Der Computer schwieg. Sal zog die weiße Dame quer über das Feld. In einer trotzig wirkenden Geste warf er seine Haare aus dem Gesicht.
»Schach!«
Sal lehnte sich mit einem zufriedenen Grinsen zurück und seine Haare gaben sein Gesicht frei, das aussah wie eine dreidimensionale Landkarte der Zeit. Seine Augen waren wässerig blau und so hell, dass sie beinahe blind wirkten. An seinen Schläfen glitzerten golden zwei implantierte Neurobuchsen auf.
»Na? Hat es dir die Sprache verschlagen, dass ich, eine alte Tankgeburt, deine Molchewin-Verteidigung durchbrochen und gekontert habe?«, fragte Sal mit einem Blick zur Decke, wo eine dunkle Halbkugel Hanc´s Kameraauge verbarg.
»Sal, du sitzt einem gewaltigen Irrtum auf, wenn du glaubst, ich würde mich von dir an der Nase herumführen lassen. Ich habe längst durchschaut, was du vorhast. Du spielst auf Zeit. Aber es wird dir nichts nutzen. König auf A-7.«
Sal runzelte die Stirn und zog den schwarzen König für den Computer.
»Warum sollte ich auf Zeit spielen?« Seine Hand schwebte über seinem letzten Springer. »Wenn ich eines habe, dann ist es Zeit.« Sal schüttelte den Kopf und zog die Hand zurück ohne den Springer zu bewegen. »Du bist meine einzige Gesellschaft, du alte Sabbelkiste.«
»Daran bist du selbst schuld. Wir haben in den letzten fünf Jahren, sechs Monaten, dreiundzwanzig Stunden und vierundvierzig Minuten oft genug darüber gesprochen, dass du zur Erde zurückkehren könntest.«
»Auf diese kalte, kahle Kugel?« Sal schnaufte und schüttelte den Kopf. »Was erwartet mich denn da? Ich bin eine nutzlose Tankgeburt. Nur gezüchtet für eine Aufgabe. Und die haben sie mir auch noch weggenommen.«
»So ist das Leben. Die Technik entwickelt sich weiter, alte Systeme werden durch neue ersetzt … stets bleibt dabei irgendjemand auf der Strecke.«
Sal griff in eine Tasche seiner Kombination und holte einen antiken Tabaksbeutel hervor. Er verbarg seine Verwirrung und schaute intensiv auf seine Finger. Klang da Gereiztheit in Hancs Worten mit? Sicher, der Bordcomputer der kleinen Station war mit Parametern zum Verständnis und zur Simulation menschlicher Gefühle programmiert. Dennoch … er war nur eine Maschine. Sal runzelte die Stirn. Wurde er allmählich verrückt, dass er sich mit einem Haufen Schaltkreisen und Blech anfing zu streiten, als wäre er verheiratet? Er beschloss diesen Gedanken nicht weiter zu verfolgen und nickte nachdenklich.

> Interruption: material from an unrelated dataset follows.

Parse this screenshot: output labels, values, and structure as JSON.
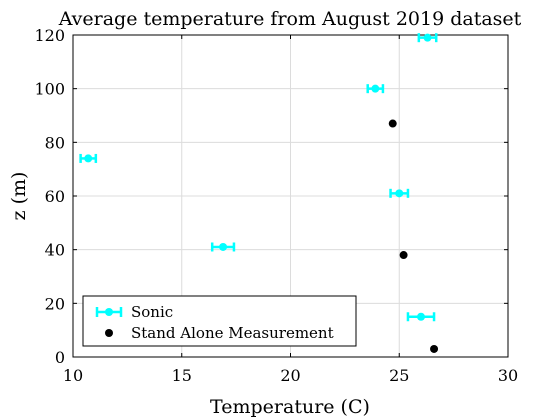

»Ja, klar. Vierhundert Jahre durften Männer meiner Art den Ponyexpress für die Herrschaften der Hanse spielen.« Sal krümelte eine stark riechende, braungraue Substanz auf einen schmalen Streifen Papier. »Und kaum gibt's was vorgeblich Besseres, wie eben die neuen Hyperpulsgeneratoren zur Nachrichtenübermittlung, werden alte Gäule wie ich und die Werte für die sie stehen, vergessen.«
Hanc zögerte mit seiner Antwort. In einem Anfall von menschlichen Emotionen, die seine Erbauer niemals in einer derartigen Tiefe eingeplant hatten, recherchierte er in seinen Datenbanken, wie oft ihm Sal in den letzten Jahren denselben Blues bereits vorgesungen hatte. Das Ergebnis war ernüchternd. Mindestens einmal pro Stationswoche. Würde es etwas ändern, wenn er Sal darauf hinwies? Wahrscheinlich nicht, wie ihm seine Datenbanken über menschliches Verhalten mitteilten. Außerdem war das ein wesentlicher Bestandteil ihrer Freundschaft, wenn so etwas zwischen einem Menschen und einem Computer überhaupt möglich war.
»Du wurdest nicht vergessen. Du bist freiwillig hier bei mir geblieben. Weitab von Terra, in einer Umlaufbahn um den Saturn.« Hanc zögerte und befragte offenbar seine Sensoren, bevor er weitersprach. »Glaubst du, dein exzessiver Genuss von Tetrahydrocannabinol würde deine Stimmung verbessern?« Sal grinste zur Decke.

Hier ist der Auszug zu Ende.